そのときは,初めて見て驚き,大したカメムシがいるものだと感心して撮影しました。あとで正体がわかって,「ほほーっ!」とまた感心。
さて,このカメムシとはヨコヅナサシガメ。大きさは横綱級,口吻を獲物に突き刺して体液を吸うといいますから,たいへん攻撃的な性質の持ち主だといえるでしょう。
このカメムシを見かけたのは我が家の庭で,たまたまダンゴムシに口吻を刺していました。ダンゴムシの鎧の隙間からぐっと刺し込むという感じです。体長2cm! ダンゴムシは,例によって危険から身を守るために団子状に丸まっていました。「大きなからだ! それにしても変だ。口が抜けなくなって困っているのかな」と思ったのですが,違っていました。
こんな場面を見たことがなかったので,とにかくその行動を妨げないように注意しながら写真に収めました。結果,これが貴重な記録写真になったのです。
からだは真っ黒。腹部の縁は白。先は少し赤みがかっています。突き出した頭と目の先に,釣竿のように伸びた口吻があります。この口吻がダンゴムシに刺さっていました。それはまるで釣りでもしているかのよう。
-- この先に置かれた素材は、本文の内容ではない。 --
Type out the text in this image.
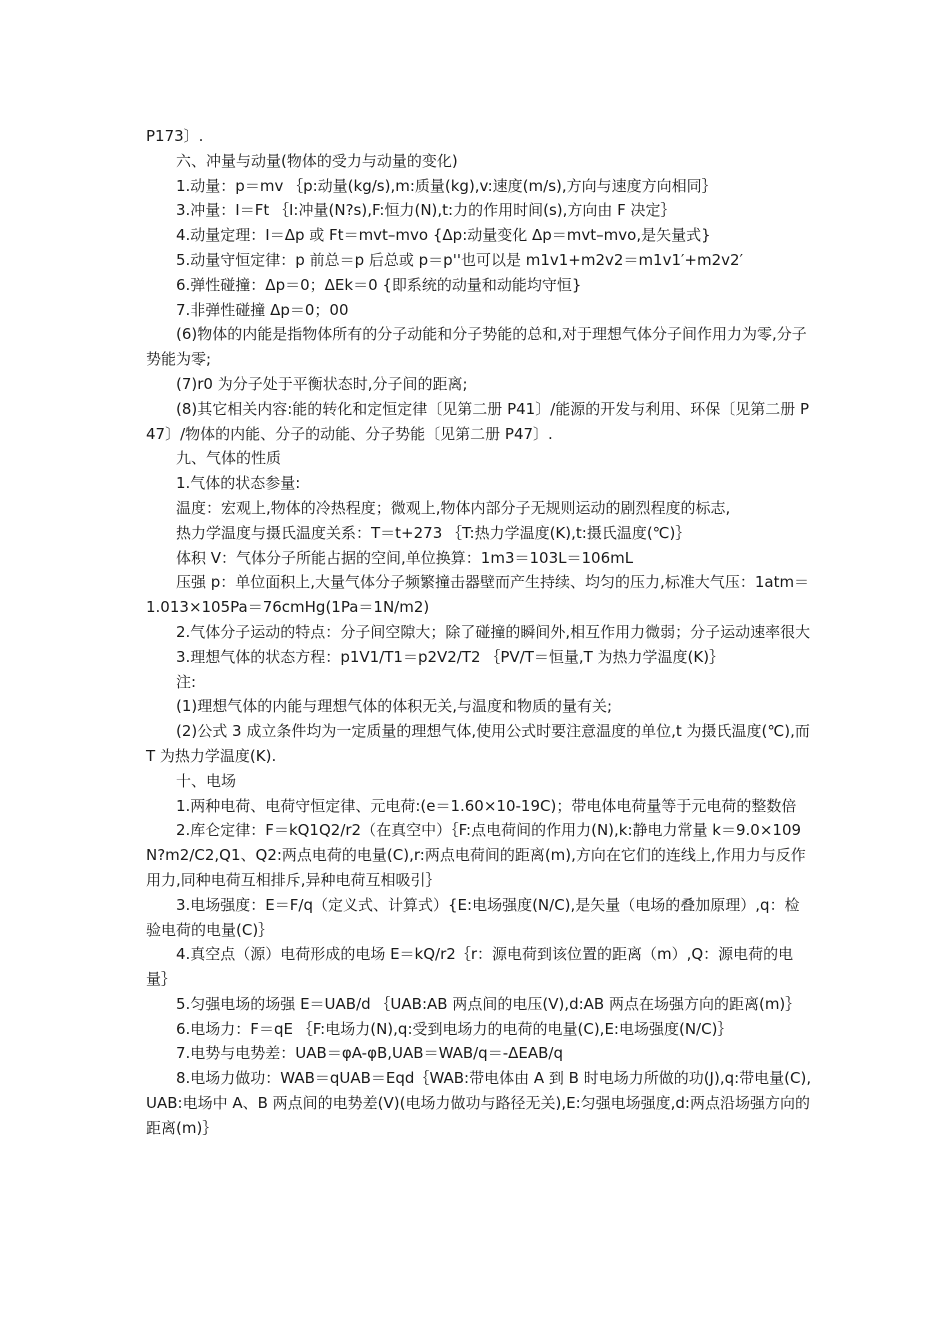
P173〕.

六、冲量与动量(物体的受力与动量的变化)

1.动量：p＝mv ｛p:动量(kg/s),m:质量(kg),v:速度(m/s),方向与速度方向相同｝

3.冲量：I＝Ft ｛I:冲量(N?s),F:恒力(N),t:力的作用时间(s),方向由 F 决定｝

4.动量定理：I＝Δp 或 Ft＝mvt–mvo {Δp:动量变化 Δp＝mvt–mvo,是矢量式}

5.动量守恒定律：p 前总＝p 后总或 p＝p''也可以是 m1v1+m2v2＝m1v1′+m2v2′

6.弹性碰撞：Δp＝0；ΔEk＝0 {即系统的动量和动能均守恒}

7.非弹性碰撞 Δp＝0；00

(6)物体的内能是指物体所有的分子动能和分子势能的总和,对于理想气体分子间作用力为零,分子势能为零;

(7)r0 为分子处于平衡状态时,分子间的距离;

(8)其它相关内容:能的转化和定恒定律〔见第二册 P41〕/能源的开发与利用、环保〔见第二册 P47〕/物体的内能、分子的动能、分子势能〔见第二册 P47〕.

九、气体的性质

1.气体的状态参量:

温度：宏观上,物体的冷热程度；微观上,物体内部分子无规则运动的剧烈程度的标志,

热力学温度与摄氏温度关系：T＝t+273 ｛T:热力学温度(K),t:摄氏温度(℃)｝

体积 V：气体分子所能占据的空间,单位换算：1m3＝103L＝106mL

压强 p：单位面积上,大量气体分子频繁撞击器壁而产生持续、均匀的压力,标准大气压：1atm＝1.013×105Pa＝76cmHg(1Pa＝1N/m2)

2.气体分子运动的特点：分子间空隙大；除了碰撞的瞬间外,相互作用力微弱；分子运动速率很大

3.理想气体的状态方程：p1V1/T1＝p2V2/T2 ｛PV/T＝恒量,T 为热力学温度(K)｝

注:

(1)理想气体的内能与理想气体的体积无关,与温度和物质的量有关;

(2)公式 3 成立条件均为一定质量的理想气体,使用公式时要注意温度的单位,t 为摄氏温度(℃),而 T 为热力学温度(K).

十、电场

1.两种电荷、电荷守恒定律、元电荷:(e＝1.60×10-19C)；带电体电荷量等于元电荷的整数倍

2.库仑定律：F＝kQ1Q2/r2（在真空中）｛F:点电荷间的作用力(N),k:静电力常量 k＝9.0×109N?m2/C2,Q1、Q2:两点电荷的电量(C),r:两点电荷间的距离(m),方向在它们的连线上,作用力与反作用力,同种电荷互相排斥,异种电荷互相吸引｝

3.电场强度：E＝F/q（定义式、计算式）{E:电场强度(N/C),是矢量（电场的叠加原理）,q：检验电荷的电量(C)｝

4.真空点（源）电荷形成的电场 E＝kQ/r2｛r：源电荷到该位置的距离（m）,Q：源电荷的电量｝

5.匀强电场的场强 E＝UAB/d ｛UAB:AB 两点间的电压(V),d:AB 两点在场强方向的距离(m)｝

6.电场力：F＝qE ｛F:电场力(N),q:受到电场力的电荷的电量(C),E:电场强度(N/C)｝

7.电势与电势差：UAB＝φA-φB,UAB＝WAB/q＝-ΔEAB/q

8.电场力做功：WAB＝qUAB＝Eqd｛WAB:带电体由 A 到 B 时电场力所做的功(J),q:带电量(C),UAB:电场中 A、B 两点间的电势差(V)(电场力做功与路径无关),E:匀强电场强度,d:两点沿场强方向的距离(m)｝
あくまで放そうとしません。脚で抱え込むようなしぐさも見られました。
さながら吸血コウモリそっくり。こんなふうにして体液を吸うカメムシがいるとは!
もともとこのカメムシは東南アジアと中心に棲息する外来種で,昭和初期に我が国に入って分布を拡げているのだとか。さらに,口吻で刺されると,激痛を伴うために要注意らしいのです。
それにしても,こんなに威風堂々としたカメムシがいるなんて,驚きです。